6 July 2018
I’m sitting by a river in Minnesota. I don’t know much about it. It’s called Bear Creek (according to my phone). That seems fitting. Haven’t seen any bears yet. I’ll let you know.
The Minnesota part: As of two days ago, I live here now. Rochester specifically. I never thought of Minnesota as a place I wanted to live. A good opportunity came along that I couldn’t say no to. It was hard. It was also time. A year ago when I was writing you I was at the end of my rope. And out of desperation or fear or a messy combo of both I kept going. Turdel, there were some dark days. Dark days when I questioned just about everything.
But at the end of May two opportunities finally came up and I chose the one that brought me here next to Bear Creek. I suppose I’ve done crazier things. Eight years ago I had been in Chicago for almost a year. You knew I was in Chicago and called or texted me countless times.
A new place, a new job, a new life: one that you will never know me doing. A fully new and blank chapter. I suppose stories and memories of you will be present here and your picture is already sitting on my floor but that is not the same.
The world is a crazy place. I wonder if you would recognize it. I suppose I am grateful for the past year—I’m also very glad that it’s over.
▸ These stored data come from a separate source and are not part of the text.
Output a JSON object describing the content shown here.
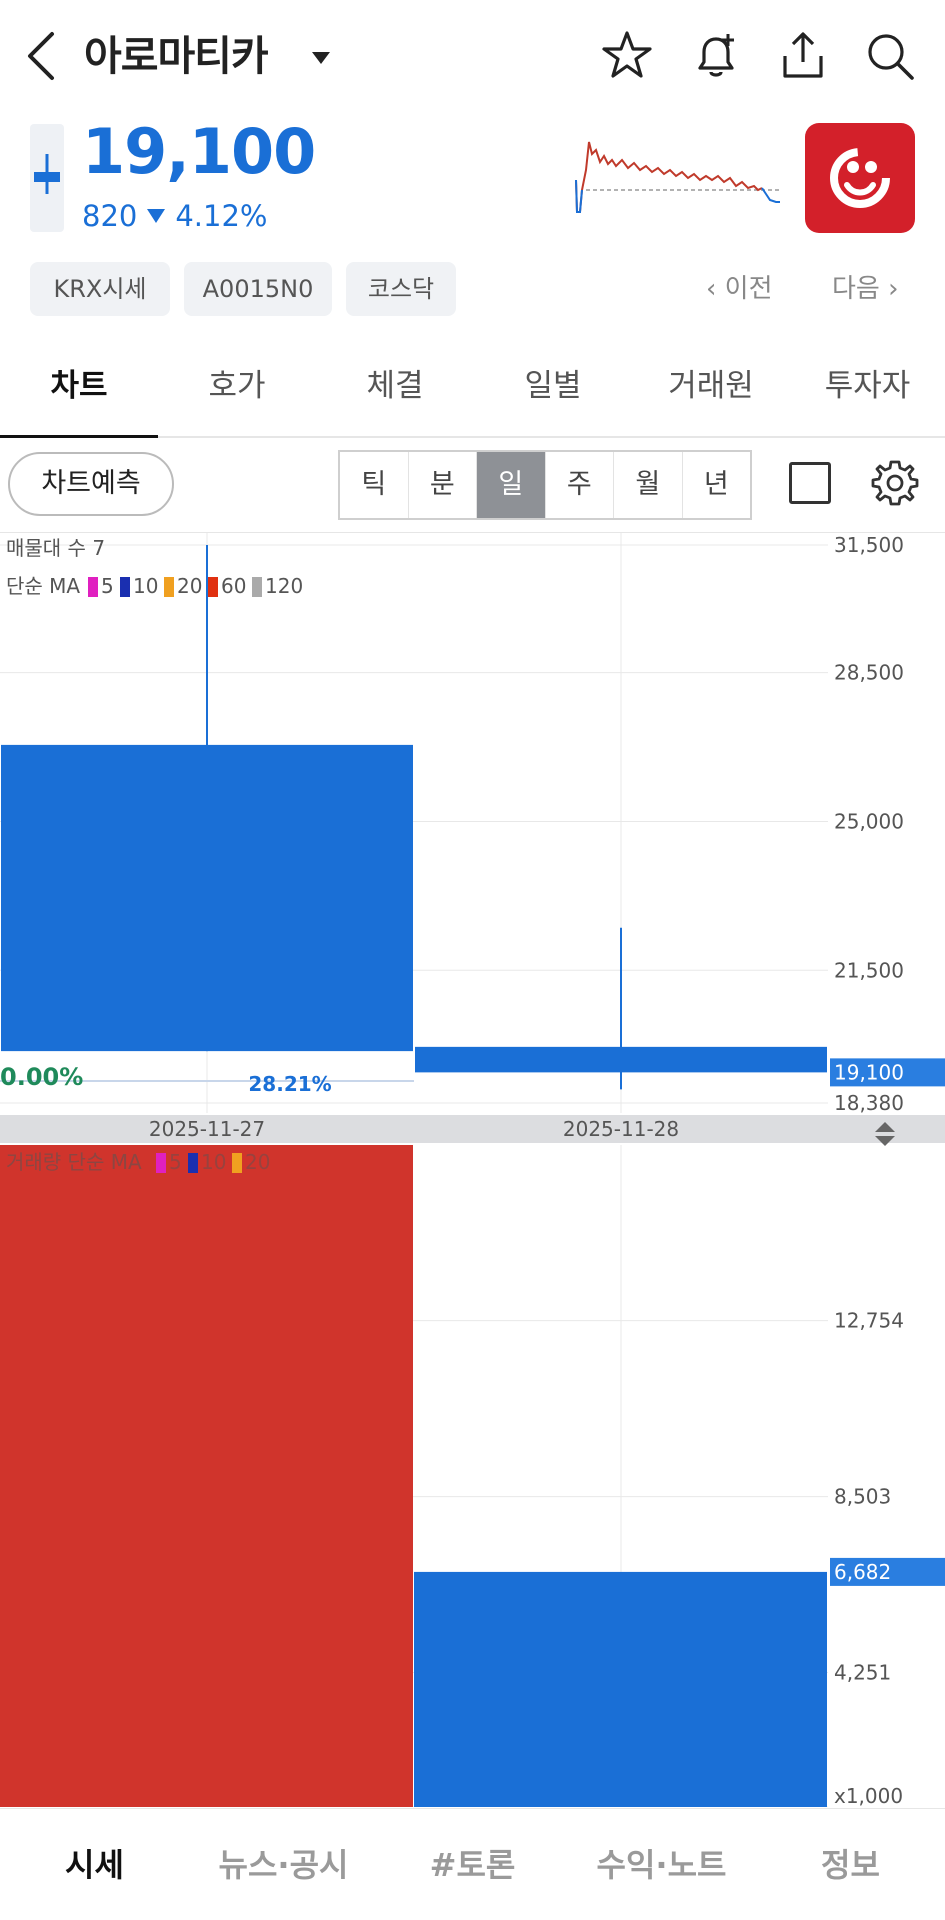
{
  "header": {
    "title": "아로마티카",
    "icons": [
      "back-arrow-icon",
      "dropdown-caret-icon",
      "star-icon",
      "bell-plus-icon",
      "share-icon",
      "search-icon"
    ]
  },
  "quote": {
    "price": "19,100",
    "change": "820",
    "change_rate": "4.12%",
    "direction": "down",
    "color": "#1a6fd6"
  },
  "chips": [
    "KRX시세",
    "A0015N0",
    "코스닥"
  ],
  "nav": {
    "prev": "이전",
    "next": "다음"
  },
  "tabs": [
    {
      "label": "차트",
      "active": true
    },
    {
      "label": "호가",
      "active": false
    },
    {
      "label": "체결",
      "active": false
    },
    {
      "label": "일별",
      "active": false
    },
    {
      "label": "거래원",
      "active": false
    },
    {
      "label": "투자자",
      "active": false
    }
  ],
  "toolbar": {
    "predict_label": "차트예측",
    "periods": [
      "틱",
      "분",
      "일",
      "주",
      "월",
      "년"
    ],
    "active_period": "일"
  },
  "legend": {
    "volume_profile": "매물대 수 7",
    "ma_prefix": "단순 MA",
    "ma_items": [
      {
        "label": "5",
        "color": "#e020c0"
      },
      {
        "label": "10",
        "color": "#1a2fb0"
      },
      {
        "label": "20",
        "color": "#f0a020"
      },
      {
        "label": "60",
        "color": "#e03010"
      },
      {
        "label": "120",
        "color": "#aaaaaa"
      }
    ],
    "volume_ma_label": "거래량 단순 MA",
    "volume_ma_items": [
      {
        "label": "5",
        "color": "#e020c0"
      },
      {
        "label": "10",
        "color": "#1a2fb0"
      },
      {
        "label": "20",
        "color": "#f0a020"
      }
    ]
  },
  "chart_data": [
    {
      "type": "candlestick",
      "categories": [
        "2025-11-27",
        "2025-11-28"
      ],
      "candles": [
        {
          "date": "2025-11-27",
          "open": 26800,
          "close": 19600,
          "high": 31500,
          "low": 19600,
          "color": "#1a6fd6"
        },
        {
          "date": "2025-11-28",
          "open": 19700,
          "close": 19100,
          "high": 22500,
          "low": 18700,
          "color": "#1a6fd6"
        }
      ],
      "ylim": [
        18380,
        31500
      ],
      "y_ticks": [
        "31,500",
        "28,500",
        "25,000",
        "21,500",
        "18,380"
      ],
      "current_price": "19,100",
      "annotations": [
        "0.00%",
        "28.21%"
      ]
    },
    {
      "type": "bar",
      "title": "",
      "categories": [
        "2025-11-27",
        "2025-11-28"
      ],
      "values": [
        19000,
        6682
      ],
      "colors": [
        "#d0342c",
        "#1a6fd6"
      ],
      "ylim": [
        1000,
        17000
      ],
      "y_ticks": [
        "12,754",
        "8,503",
        "4,251",
        "x1,000"
      ],
      "current_value": "6,682"
    }
  ],
  "bottom_nav": [
    {
      "label": "시세",
      "active": true
    },
    {
      "label": "뉴스·공시",
      "active": false
    },
    {
      "label": "#토론",
      "active": false
    },
    {
      "label": "수익·노트",
      "active": false
    },
    {
      "label": "정보",
      "active": false
    }
  ]
}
Sometimes people ask me how grief is after 8 years: Is it less? Where does it go? It’s just different. It’s seeped into my bones and my soul. It’s both a part of who I am and a weight that I carry. I do know that I still want to call and text you. Maybe that impulse will never go away. I heard a podcast once about a telephone booth where people could go to sit and have conversations with their dead loved ones to say the things that were still important to say. The idea isn’t that the phone booth worked in any real way but that there would be space reserved for the important conversations and the grief. Makes a lot of sense to me.